In de regel congrueert de persoonsvorm in getal en in persoon met het antecedent van het betrekkelijk voornaamwoord. De congruentie in persoon blijkt bij vergelijking van (2) met (3):

(3) Hoe komt het toch dat jij, die altijd haantje de voorste bent, vandaag zo stil in een hoekje zit?

Er doen zich een paar uitzonderingen voor op de regel van de congruentie in persoon en getal.

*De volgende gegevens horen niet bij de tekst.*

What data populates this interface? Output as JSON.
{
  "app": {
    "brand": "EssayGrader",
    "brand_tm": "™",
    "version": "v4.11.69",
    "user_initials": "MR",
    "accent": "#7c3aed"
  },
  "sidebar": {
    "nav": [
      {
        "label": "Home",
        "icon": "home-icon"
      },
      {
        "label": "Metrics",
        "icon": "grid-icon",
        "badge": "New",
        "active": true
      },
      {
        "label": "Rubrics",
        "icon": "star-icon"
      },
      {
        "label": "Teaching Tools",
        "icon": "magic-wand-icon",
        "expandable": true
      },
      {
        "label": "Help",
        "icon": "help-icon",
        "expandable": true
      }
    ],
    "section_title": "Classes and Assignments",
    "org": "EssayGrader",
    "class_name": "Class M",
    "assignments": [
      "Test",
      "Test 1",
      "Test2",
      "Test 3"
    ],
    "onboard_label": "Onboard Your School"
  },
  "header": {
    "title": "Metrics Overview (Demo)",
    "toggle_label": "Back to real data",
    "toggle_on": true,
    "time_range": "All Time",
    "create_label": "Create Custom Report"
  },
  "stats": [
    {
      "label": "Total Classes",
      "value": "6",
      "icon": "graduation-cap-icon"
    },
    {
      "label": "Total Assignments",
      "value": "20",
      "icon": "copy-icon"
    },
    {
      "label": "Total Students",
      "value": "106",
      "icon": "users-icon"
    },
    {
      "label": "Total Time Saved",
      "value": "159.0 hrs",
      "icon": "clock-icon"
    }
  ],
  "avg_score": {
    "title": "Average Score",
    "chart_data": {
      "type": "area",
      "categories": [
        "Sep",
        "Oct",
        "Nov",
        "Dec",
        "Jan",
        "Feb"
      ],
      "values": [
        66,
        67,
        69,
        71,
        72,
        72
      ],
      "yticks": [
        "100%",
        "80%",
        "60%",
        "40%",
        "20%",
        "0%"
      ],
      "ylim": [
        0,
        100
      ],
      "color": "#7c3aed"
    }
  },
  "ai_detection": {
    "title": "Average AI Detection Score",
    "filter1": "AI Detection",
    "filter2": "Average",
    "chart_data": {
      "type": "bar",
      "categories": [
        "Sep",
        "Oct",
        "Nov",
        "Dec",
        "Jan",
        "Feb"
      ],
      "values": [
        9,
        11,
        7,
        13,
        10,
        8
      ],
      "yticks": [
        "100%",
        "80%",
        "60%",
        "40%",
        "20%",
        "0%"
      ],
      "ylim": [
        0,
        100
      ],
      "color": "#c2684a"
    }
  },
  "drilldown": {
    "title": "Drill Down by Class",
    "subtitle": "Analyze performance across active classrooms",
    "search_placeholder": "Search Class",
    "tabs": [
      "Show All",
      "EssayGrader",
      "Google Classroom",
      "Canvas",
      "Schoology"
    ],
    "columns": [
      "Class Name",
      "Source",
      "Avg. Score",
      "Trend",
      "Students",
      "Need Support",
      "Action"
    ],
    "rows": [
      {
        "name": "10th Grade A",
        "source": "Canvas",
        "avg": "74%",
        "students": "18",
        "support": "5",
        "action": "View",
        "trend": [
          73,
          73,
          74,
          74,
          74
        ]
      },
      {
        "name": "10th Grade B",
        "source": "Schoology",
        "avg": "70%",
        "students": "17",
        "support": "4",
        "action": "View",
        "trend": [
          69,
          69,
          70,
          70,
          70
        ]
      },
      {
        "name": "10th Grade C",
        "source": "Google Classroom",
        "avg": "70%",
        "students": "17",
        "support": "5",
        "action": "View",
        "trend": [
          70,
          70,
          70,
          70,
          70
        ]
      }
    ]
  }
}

[a]  Als het antecedent een verzamelnaam is, congrueert de persoonsvorm in informeel taalgebruik niet altijd met het antecedent wat het getal (enkelvoud) betreft. De persoonsvorm richt zich dan naar de meervoudige betekenis. Voorbeelden zijn:

(4) Er worden wel eens te hoge eisen gesteld aan de politie, die toch ook niet alles kunnen voorkomen.   <informeel>
(5) Die Rode Jeugd, die mensen aanvallen, moesten ze toch maar eens wat beter in de gaten houden.   <informeel>



[b]  In gekloofde zinnen waarin een persoonlijk voornaamwoord antecedent is van het betrekkelijk voornaamwoord, congrueert de persoonsvorm van de bijzin niet in persoon, maar alleen in getal met het antecedent. Vergelijk met (2) en (3):

(6a) Ik ben het die hier veertig jaar gewerkt heeft.
(7a) Jij bent het toch die hier anders altijd haantje de voorste is?
(8a) Jullie zijn het die me het verhaal verteld hebben.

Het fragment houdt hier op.